Look! Up in the sky! Is it a bird? Is it a plane? Is it the coming carbon tax calamity? No! It’s Asteroid 2005 YU55!

The 400m-wide rock (please let us know if you need this translated to Olympic swimming pool or football field units of measurement) will whiz by Earth today at a whopping 19km a second, a mere 324,600 km away. That’s closer than the friggin’ moon!
But don’t head for your swine-flu-resistant bunker, we’re going to be fine. Reassuringly, NASA says we’re not going to get smashed to bits by asteroids for 100 years. That means your bunker’s probably a good real estate investment, keep stockpiling that Spam!
Asteroids are very cool. Let us count the ways in which they are cool.
1. All those wispy-haired moonbats who believe that the movement of things in space affect their daily lives must be FREAKING OUT. Maybe when they realise that lumps of inert material far far away do not exert enough gravity to help them meet a dark-haired stranger they’ll realise the error of their Zodiac-loving ways. Or maybe not.
2. They now know some really nerdy details about what would happen if this specific asteroid actually hit Earth. Little old 2005 YU55 would create a 6.4km wide crater about 520 metres deep. It could cause 21-metre tsunami waves and shake the ground like a magnitude-7 earthquake. Woah.

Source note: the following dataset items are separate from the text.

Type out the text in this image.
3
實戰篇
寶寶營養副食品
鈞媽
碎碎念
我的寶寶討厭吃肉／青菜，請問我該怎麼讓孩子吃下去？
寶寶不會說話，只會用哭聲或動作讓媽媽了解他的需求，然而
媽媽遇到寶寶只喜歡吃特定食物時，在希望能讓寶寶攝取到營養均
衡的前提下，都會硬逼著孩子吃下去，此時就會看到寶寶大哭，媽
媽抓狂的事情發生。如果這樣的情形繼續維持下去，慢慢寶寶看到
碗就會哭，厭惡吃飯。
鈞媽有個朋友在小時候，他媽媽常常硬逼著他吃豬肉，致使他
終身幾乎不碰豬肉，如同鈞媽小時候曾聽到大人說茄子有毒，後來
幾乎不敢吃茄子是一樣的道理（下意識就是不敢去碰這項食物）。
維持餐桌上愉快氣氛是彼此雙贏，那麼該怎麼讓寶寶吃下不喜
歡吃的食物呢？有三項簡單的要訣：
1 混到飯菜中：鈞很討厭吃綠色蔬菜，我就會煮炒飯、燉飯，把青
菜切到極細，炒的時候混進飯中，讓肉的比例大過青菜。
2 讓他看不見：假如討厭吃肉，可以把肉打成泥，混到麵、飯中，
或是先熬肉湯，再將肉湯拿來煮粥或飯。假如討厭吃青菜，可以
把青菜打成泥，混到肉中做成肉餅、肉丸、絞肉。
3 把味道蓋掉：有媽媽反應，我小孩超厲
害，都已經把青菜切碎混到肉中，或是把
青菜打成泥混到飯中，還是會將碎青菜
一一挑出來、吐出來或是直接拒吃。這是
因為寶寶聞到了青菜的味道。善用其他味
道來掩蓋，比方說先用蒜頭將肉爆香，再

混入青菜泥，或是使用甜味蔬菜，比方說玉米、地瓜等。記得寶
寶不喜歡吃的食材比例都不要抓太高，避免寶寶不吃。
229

3. Scientists know how to deflect an asteroid heading for Earth. According to this report, the B612 Foundation has worked out how to save us from the fate of the dinosaurs by smashing dem asteroids up, using a gravity tractor, or ‘Mirror bees’ and foil wrap. Hey if it’s got foil it’s gotta be true.
4. Scientists were also able to confirm that it does in fact look like a grey potato by pinging radio beams off it to create an image. See above.
5. Asteroids are not all the same. The European Space Agency last year discovered that the Lutetia asteroid was an ancient malformed baby planet, a “primitive ‘mini-world’ that used to be round and may even have tried to grow a metal heart like a fully formed planet”. Awwww.
6. NASA has a whole section called Spaceguard to keep an eye on objects lurking dangerously close to Earth. And here’s a list of the things they’ve learned (ooh, a list within a list) – including the fact we should probably thank them for bringing us into existence.
That officially makes asteroids cooler than God.